The problems with this episode — and to be fair, with this season in general — lie squarely on the shoulders of the three newest characters: Abraham, Eugene, and Rosita. It began at the very beginning, where seemingly out of nowhere there is now a romantic/sexual relationship between Abraham and Rosita, one that really hadn’t even been alluded to before. It was crammed into the episode in an effort to get us to buy into Rosita being an influencing factor on Abraham, something that felt so forced and artificial given how much window dressing Rosita has been up until now. Then, we have Abraham, who seems incapable of speaking in anything other than militaristic dudebro aphorisms, a ridiculously — dare I say it? — comic-booky style of speech that simply does not translate well into a show that has prided itself on its profoundly humanistic interactions and dialogue. This is dragged down even further by Eugene’s cryptic, Rain Man brand of hokum. It’s not helped by the fact that nobody — not one person — ever sincerely question’s the veracity of Abraham’s story.
The three of them have the unfortunate effect of bringing the viewer out of every scene that they’re in, making what you’re watching seem fake and cheesy and unbelievable. The sad thing is, there were moments in this show where the interplay between them and the others was solid — Abraham and Glenn on watch in the bookstore, Eugene and Tara after he confesses his sabotage, Rosita’s determination to publicly back Abraham even as she privately argues with him.
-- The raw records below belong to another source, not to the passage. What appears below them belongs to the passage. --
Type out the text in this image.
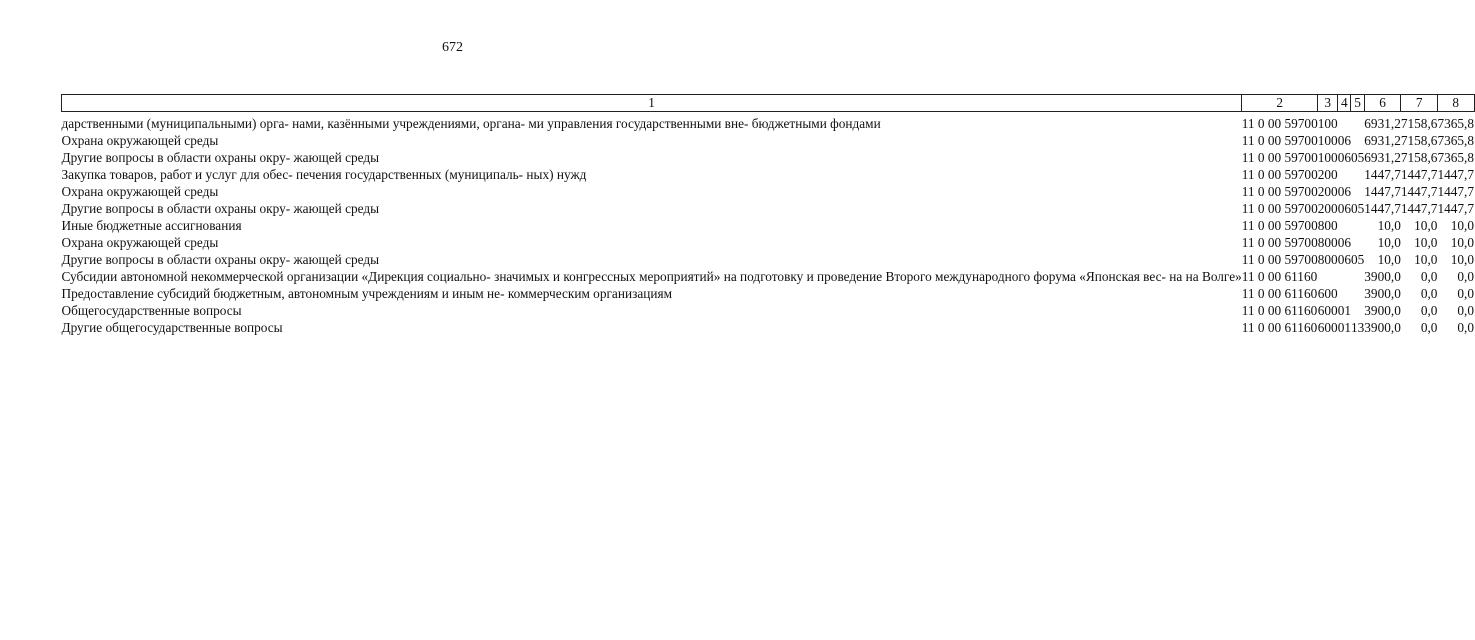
672
1	2	3	4	5	6	7	8
дарственными (муниципальными) орга- нами, казёнными учреждениями, органа- ми управления государственными вне- бюджетными фондами	11 0 00 59700	100			6931,2	7158,6	7365,8
Охрана окружающей среды	11 0 00 59700	100	06		6931,2	7158,6	7365,8
Другие вопросы в области охраны окру- жающей среды	11 0 00 59700	100	06	05	6931,2	7158,6	7365,8
Закупка товаров, работ и услуг для обес- печения государственных (муниципаль- ных) нужд	11 0 00 59700	200			1447,7	1447,7	1447,7
Охрана окружающей среды	11 0 00 59700	200	06		1447,7	1447,7	1447,7
Другие вопросы в области охраны окру- жающей среды	11 0 00 59700	200	06	05	1447,7	1447,7	1447,7
Иные бюджетные ассигнования	11 0 00 59700	800			10,0	10,0	10,0
Охрана окружающей среды	11 0 00 59700	800	06		10,0	10,0	10,0
Другие вопросы в области охраны окру- жающей среды	11 0 00 59700	800	06	05	10,0	10,0	10,0
Субсидии автономной некоммерческой организации «Дирекция социально- значимых и конгрессных мероприятий» на подготовку и проведение Второго международного форума «Японская вес- на на Волге»	11 0 00 61160				3900,0	0,0	0,0
Предоставление субсидий бюджетным, автономным учреждениям и иным не- коммерческим организациям	11 0 00 61160	600			3900,0	0,0	0,0
Общегосударственные вопросы	11 0 00 61160	600	01		3900,0	0,0	0,0
Другие общегосударственные вопросы	11 0 00 61160	600	01	13	3900,0	0,0	0,0
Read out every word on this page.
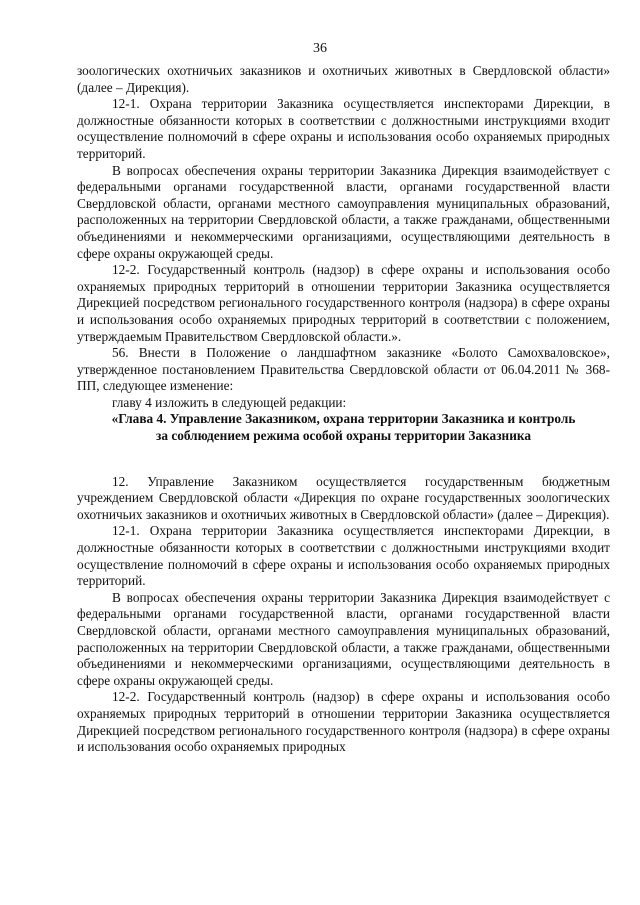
36

зоологических охотничьих заказников и охотничьих животных в Свердловской области» (далее – Дирекция).

12-1. Охрана территории Заказника осуществляется инспекторами Дирекции, в должностные обязанности которых в соответствии с должностными инструкциями входит осуществление полномочий в сфере охраны и использования особо охраняемых природных территорий.

В вопросах обеспечения охраны территории Заказника Дирекция взаимодействует с федеральными органами государственной власти, органами государственной власти Свердловской области, органами местного самоуправления муниципальных образований, расположенных на территории Свердловской области, а также гражданами, общественными объединениями и некоммерческими организациями, осуществляющими деятельность в сфере охраны окружающей среды.

12-2. Государственный контроль (надзор) в сфере охраны и использования особо охраняемых природных территорий в отношении территории Заказника осуществляется Дирекцией посредством регионального государственного контроля (надзора) в сфере охраны и использования особо охраняемых природных территорий в соответствии с положением, утверждаемым Правительством Свердловской области.».

56. Внести в Положение о ландшафтном заказнике «Болото Самохваловское», утвержденное постановлением Правительства Свердловской области от 06.04.2011 № 368-ПП, следующее изменение:

главу 4 изложить в следующей редакции:

«Глава 4. Управление Заказником, охрана территории Заказника и контроль
за соблюдением режима особой охраны территории Заказника

12. Управление Заказником осуществляется государственным бюджетным учреждением Свердловской области «Дирекция по охране государственных зоологических охотничьих заказников и охотничьих животных в Свердловской области» (далее – Дирекция).

12-1. Охрана территории Заказника осуществляется инспекторами Дирекции, в должностные обязанности которых в соответствии с должностными инструкциями входит осуществление полномочий в сфере охраны и использования особо охраняемых природных территорий.

В вопросах обеспечения охраны территории Заказника Дирекция взаимодействует с федеральными органами государственной власти, органами государственной власти Свердловской области, органами местного самоуправления муниципальных образований, расположенных на территории Свердловской области, а также гражданами, общественными объединениями и некоммерческими организациями, осуществляющими деятельность в сфере охраны окружающей среды.

12-2. Государственный контроль (надзор) в сфере охраны и использования особо охраняемых природных территорий в отношении территории Заказника осуществляется Дирекцией посредством регионального государственного контроля (надзора) в сфере охраны и использования особо охраняемых природных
And for the most part, the actors are doing solid work with what they’re given, particularly Michael Cuditz, who seems to be trying not to chew scenery that was obviously scripted with the opposite in mind. But it’s simply not working, and we’re not buying it, and it inevitably hinders the viewing experience.
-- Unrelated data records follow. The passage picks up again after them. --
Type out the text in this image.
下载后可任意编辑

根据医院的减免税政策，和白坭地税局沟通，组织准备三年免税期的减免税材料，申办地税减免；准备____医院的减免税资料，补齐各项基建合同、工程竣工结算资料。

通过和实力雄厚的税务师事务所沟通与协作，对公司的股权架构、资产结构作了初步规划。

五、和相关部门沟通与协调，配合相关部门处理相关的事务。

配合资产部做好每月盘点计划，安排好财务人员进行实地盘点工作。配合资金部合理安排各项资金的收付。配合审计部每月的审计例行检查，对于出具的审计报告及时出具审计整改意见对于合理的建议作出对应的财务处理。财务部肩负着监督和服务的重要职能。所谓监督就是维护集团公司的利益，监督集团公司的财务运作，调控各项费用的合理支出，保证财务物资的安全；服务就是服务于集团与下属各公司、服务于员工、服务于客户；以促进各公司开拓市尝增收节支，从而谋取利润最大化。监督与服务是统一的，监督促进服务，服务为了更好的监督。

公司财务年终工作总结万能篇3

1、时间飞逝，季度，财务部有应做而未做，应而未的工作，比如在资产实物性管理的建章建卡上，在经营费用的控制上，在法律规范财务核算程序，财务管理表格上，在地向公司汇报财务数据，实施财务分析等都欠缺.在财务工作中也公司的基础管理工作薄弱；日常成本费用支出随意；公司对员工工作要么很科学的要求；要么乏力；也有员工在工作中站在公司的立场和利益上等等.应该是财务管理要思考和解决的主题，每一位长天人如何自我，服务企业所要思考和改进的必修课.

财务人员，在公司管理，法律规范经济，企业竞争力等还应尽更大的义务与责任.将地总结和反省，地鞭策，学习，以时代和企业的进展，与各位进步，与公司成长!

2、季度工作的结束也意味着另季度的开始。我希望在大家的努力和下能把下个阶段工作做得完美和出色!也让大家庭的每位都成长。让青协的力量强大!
So despite a couple of bright spots — the above mentioned scenes, as well as some effective flashbacks and the always-enjoyable scenes of them innovatively battening down the hatches — “Self Help” fell flat. There’s so much there that failed miserably — the awkward and gross moment of Eugene watching Abraham and Rosita having sex, the buildup to that sex scene (“first I gotta get some ass” might be the worst line in the history of this show) which essentially confirmed Rosita as little more than a f*ckdoll with a gun (up until the final fifteen minutes when she suddenly had a personality). Eugene reading “The Shape of Things to Come,” the Samson allusions, and so on. It all felt like a ball of garbage rolling down a hill, so much so that when we finally arrived at the revelatory moment, my reaction (and I’ll concede that I knew it beforehand but still) was absolute, total apathy. I simply didn’t care. Given the way their stories have been clumsily crafted, Eugene’s confession was embarrassingly awkward and anticlimactic and truth be told, none of us were ever particularly involved or invested in that story in the first place. And thus, annoyance replaced awe and resignation replaced revelation. If anything, we were simply aggravated that this pointless storyline took us so far off-track.
I will admit that Abraham’s first right cross to Eugene’s face was probably the most satisfying moment of the entire episode.
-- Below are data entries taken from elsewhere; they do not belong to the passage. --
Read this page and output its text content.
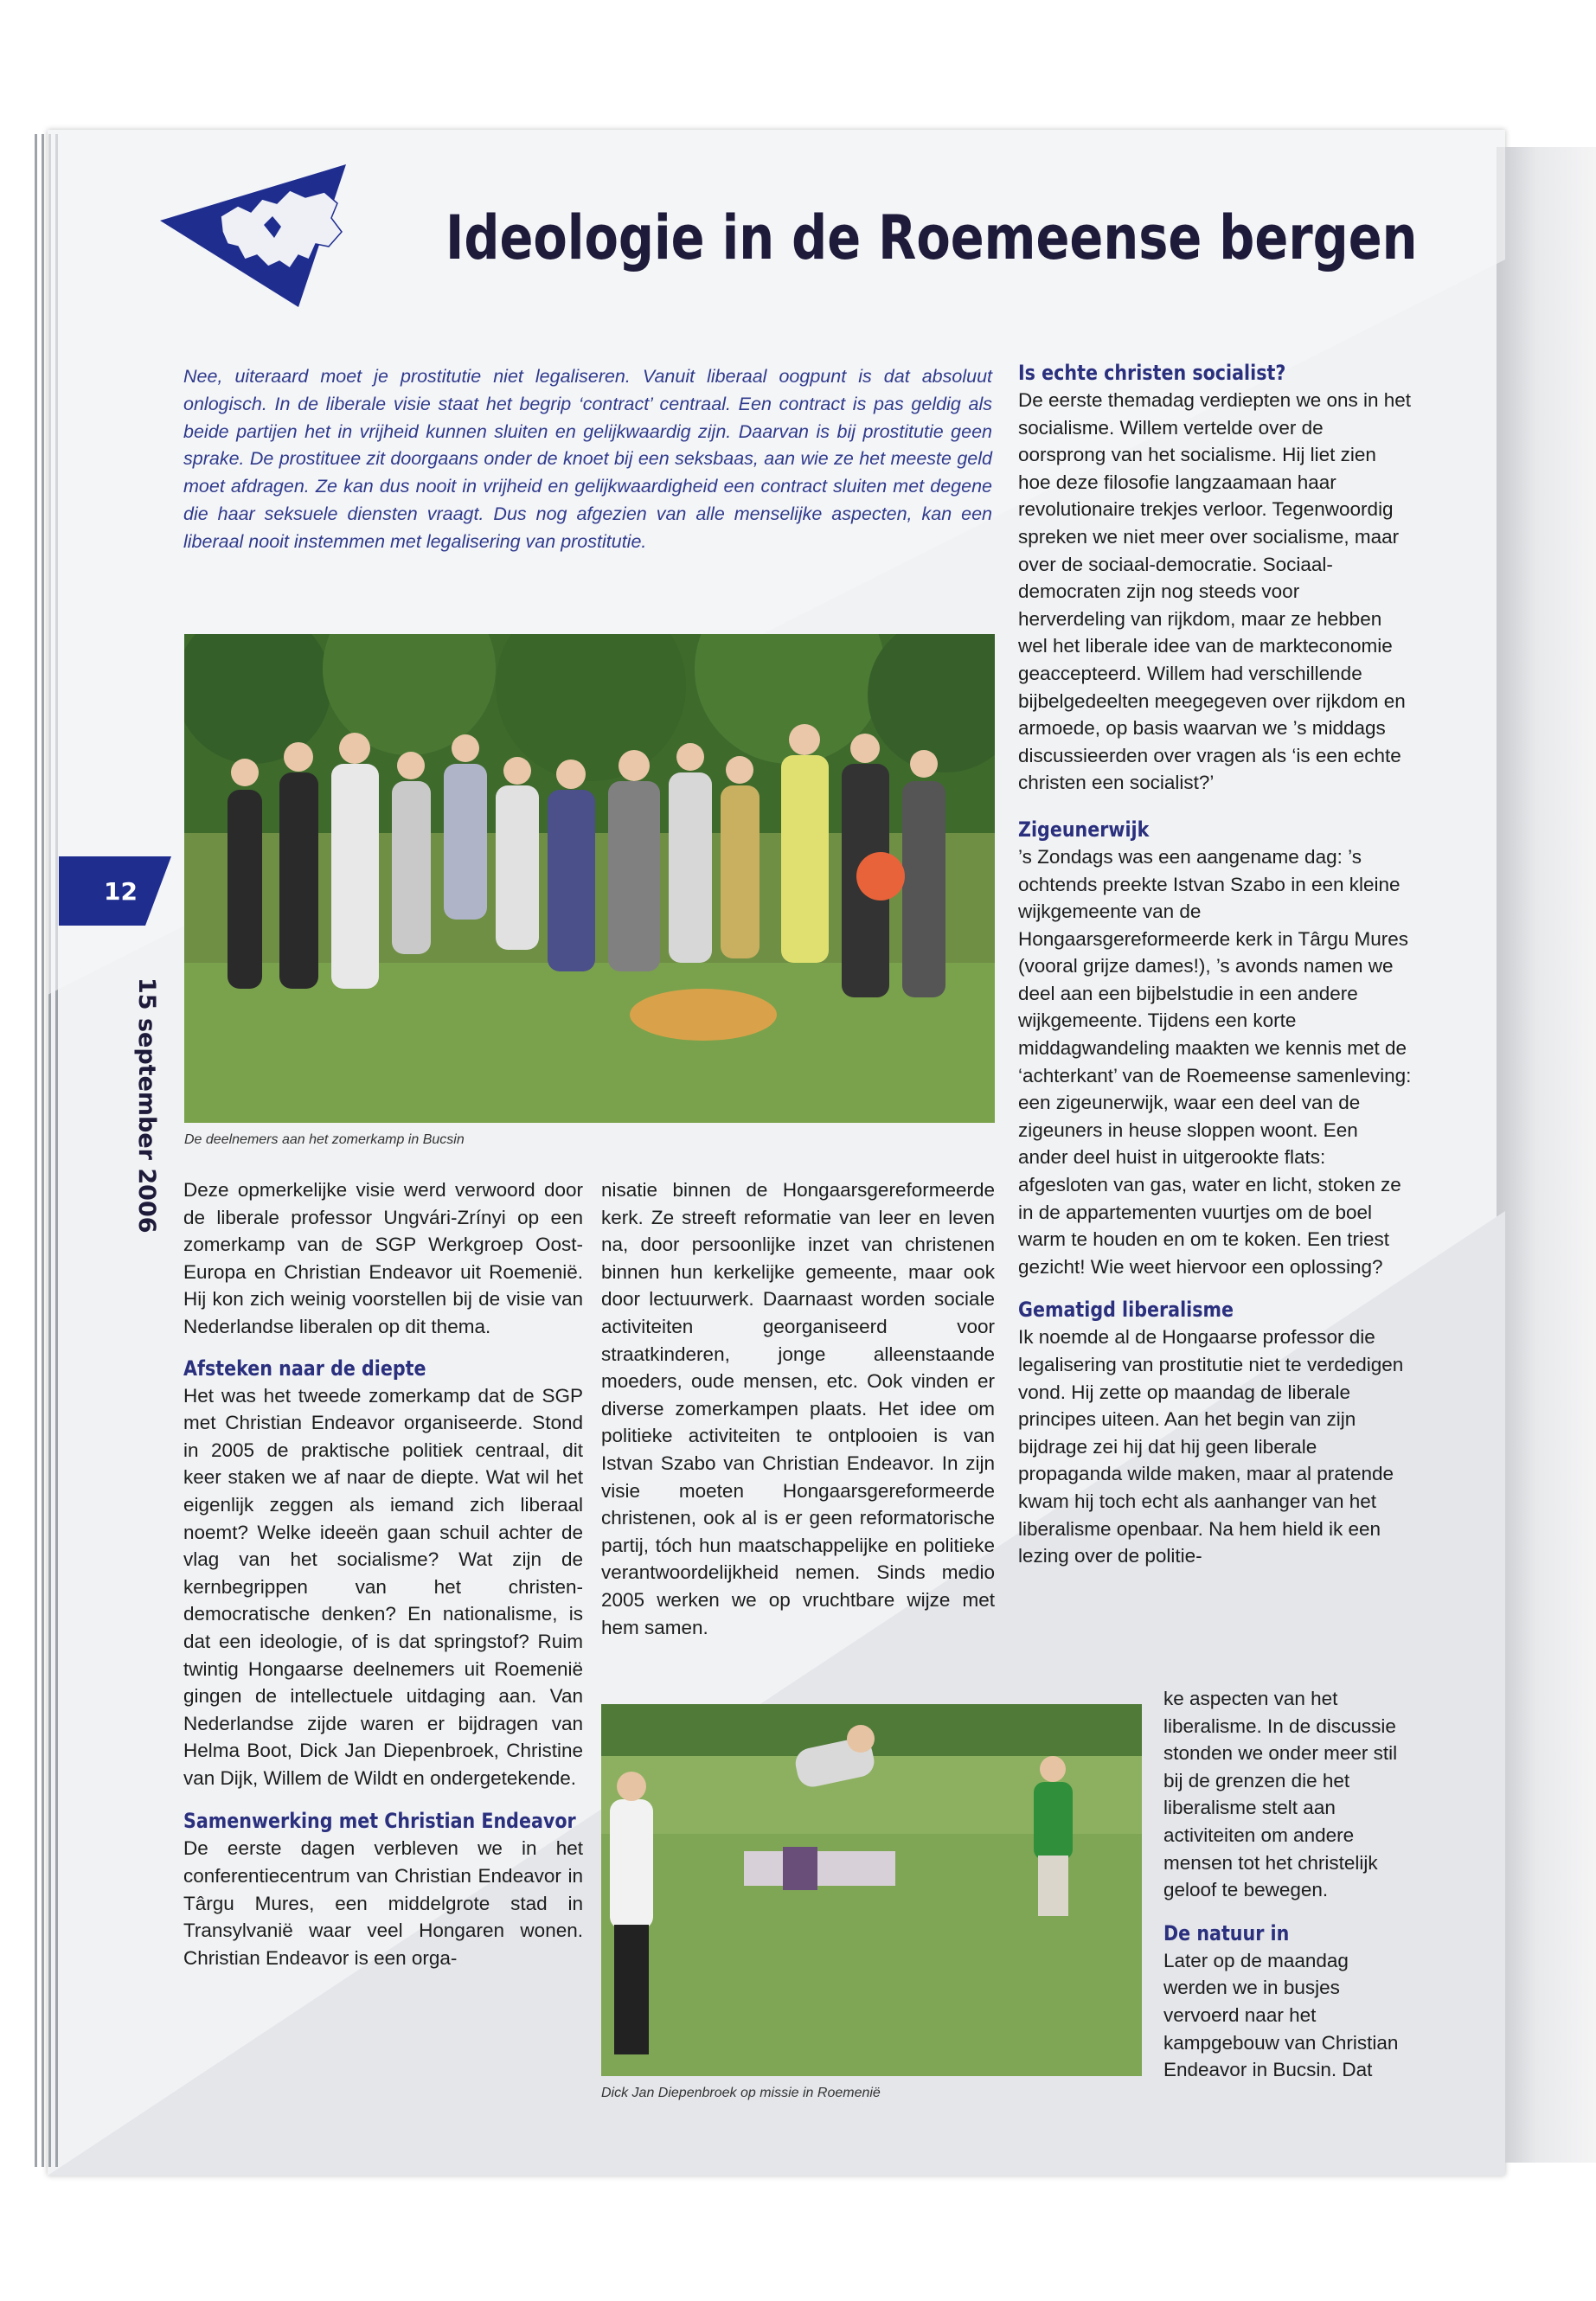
Ideologie in de Roemeense bergen
Nee, uiteraard moet je prostitutie niet legaliseren. Vanuit liberaal oogpunt is dat absoluut onlogisch. In de liberale visie staat het begrip ‘contract’ centraal. Een contract is pas geldig als beide partijen het in vrijheid kunnen sluiten en gelijkwaardig zijn. Daarvan is bij prostitutie geen sprake. De prostituee zit doorgaans onder de knoet bij een seksbaas, aan wie ze het meeste geld moet afdragen. Ze kan dus nooit in vrijheid en gelijkwaardigheid een contract sluiten met degene die haar seksuele diensten vraagt. Dus nog afgezien van alle menselijke aspecten, kan een liberaal nooit instemmen met legalisering van prostitutie.
De deelnemers aan het zomerkamp in Bucsin

Deze opmerkelijke visie werd verwoord door de liberale professor Ungvári-Zrínyi op een zomerkamp van de SGP Werkgroep Oost-Europa en Christian Endeavor uit Roemenië. Hij kon zich weinig voorstellen bij de visie van Nederlandse liberalen op dit thema.

Afsteken naar de diepte

Het was het tweede zomerkamp dat de SGP met Christian Endeavor organiseerde. Stond in 2005 de praktische politiek centraal, dit keer staken we af naar de diepte. Wat wil het eigenlijk zeggen als iemand zich liberaal noemt? Welke ideeën gaan schuil achter de vlag van het socialisme? Wat zijn de kernbegrippen van het christen-democratische denken? En nationalisme, is dat een ideologie, of is dat springstof? Ruim twintig Hongaarse deelnemers uit Roemenië gingen de intellectuele uitdaging aan. Van Nederlandse zijde waren er bijdragen van Helma Boot, Dick Jan Diepenbroek, Christine van Dijk, Willem de Wildt en ondergetekende.

Samenwerking met Christian Endeavor

De eerste dagen verbleven we in het conferentiecentrum van Christian Endeavor in Târgu Mures, een middelgrote stad in Transylvanië waar veel Hongaren wonen. Christian Endeavor is een orga-

nisatie binnen de Hongaarsgereformeerde kerk. Ze streeft reformatie van leer en leven na, door persoonlijke inzet van christenen binnen hun kerkelijke gemeente, maar ook door lectuurwerk. Daarnaast worden sociale activiteiten georganiseerd voor straatkinderen, jonge alleenstaande moeders, oude mensen, etc. Ook vinden er diverse zomerkampen plaats. Het idee om politieke activiteiten te ontplooien is van Istvan Szabo van Christian Endeavor. In zijn visie moeten Hongaarsgereformeerde christenen, ook al is er geen reformatorische partij, tóch hun maatschappelijke en politieke verantwoordelijkheid nemen. Sinds medio 2005 werken we op vruchtbare wijze met hem samen.

Dick Jan Diepenbroek op missie in Roemenië
Is echte christen socialist?

De eerste themadag verdiepten we ons in het socialisme. Willem vertelde over de oorsprong van het socialisme. Hij liet zien hoe deze filosofie langzaamaan haar revolutionaire trekjes verloor. Tegenwoordig spreken we niet meer over socialisme, maar over de sociaal-democratie. Sociaal-democraten zijn nog steeds voor herverdeling van rijkdom, maar ze hebben wel het liberale idee van de markteconomie geaccepteerd. Willem had verschillende bijbelgedeelten meegegeven over rijkdom en armoede, op basis waarvan we ’s middags discussieerden over vragen als ‘is een echte christen een socialist?’

Zigeunerwijk

’s Zondags was een aangename dag: ’s ochtends preekte Istvan Szabo in een kleine wijkgemeente van de Hongaarsgereformeerde kerk in Târgu Mures (vooral grijze dames!), ’s avonds namen we deel aan een bijbelstudie in een andere wijkgemeente. Tijdens een korte middagwandeling maakten we kennis met de ‘achterkant’ van de Roemeense samenleving: een zigeunerwijk, waar een deel van de zigeuners in heuse sloppen woont. Een ander deel huist in uitgerookte flats: afgesloten van gas, water en licht, stoken ze in de appartementen vuurtjes om de boel warm te houden en om te koken. Een triest gezicht! Wie weet hiervoor een oplossing?

Gematigd liberalisme

Ik noemde al de Hongaarse professor die legalisering van prostitutie niet te verdedigen vond. Hij zette op maandag de liberale principes uiteen. Aan het begin van zijn bijdrage zei hij dat hij geen liberale propaganda wilde maken, maar al pratende kwam hij toch echt als aanhanger van het liberalisme openbaar. Na hem hield ik een lezing over de politie-

ke aspecten van het liberalisme. In de discussie stonden we onder meer stil bij de grenzen die het liberalisme stelt aan activiteiten om andere mensen tot het christelijk geloof te bewegen.

De natuur in

Later op de maandag werden we in busjes vervoerd naar het kampgebouw van Christian Endeavor in Bucsin. Dat

12
15 september 2006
“Self Help” was a road to nowhere in more ways than one, but at least it dumped off a particularly irritating storyline. It had a revelation that everyone either already saw coming, or didn’t care about in the first place. The saving grace was that we saw the first inklings of actual human emotion from the three least believable characters. We’re stuck with Abraham, Rosita and Eugene for now, so my only hope is that this is a jumping point for them to become more fully fleshed-out and realistic, and that they can escape the corny trappings that we’ve sadly become accustomed to. Their story took us off-course, but hopefully now the ship can be righted once more.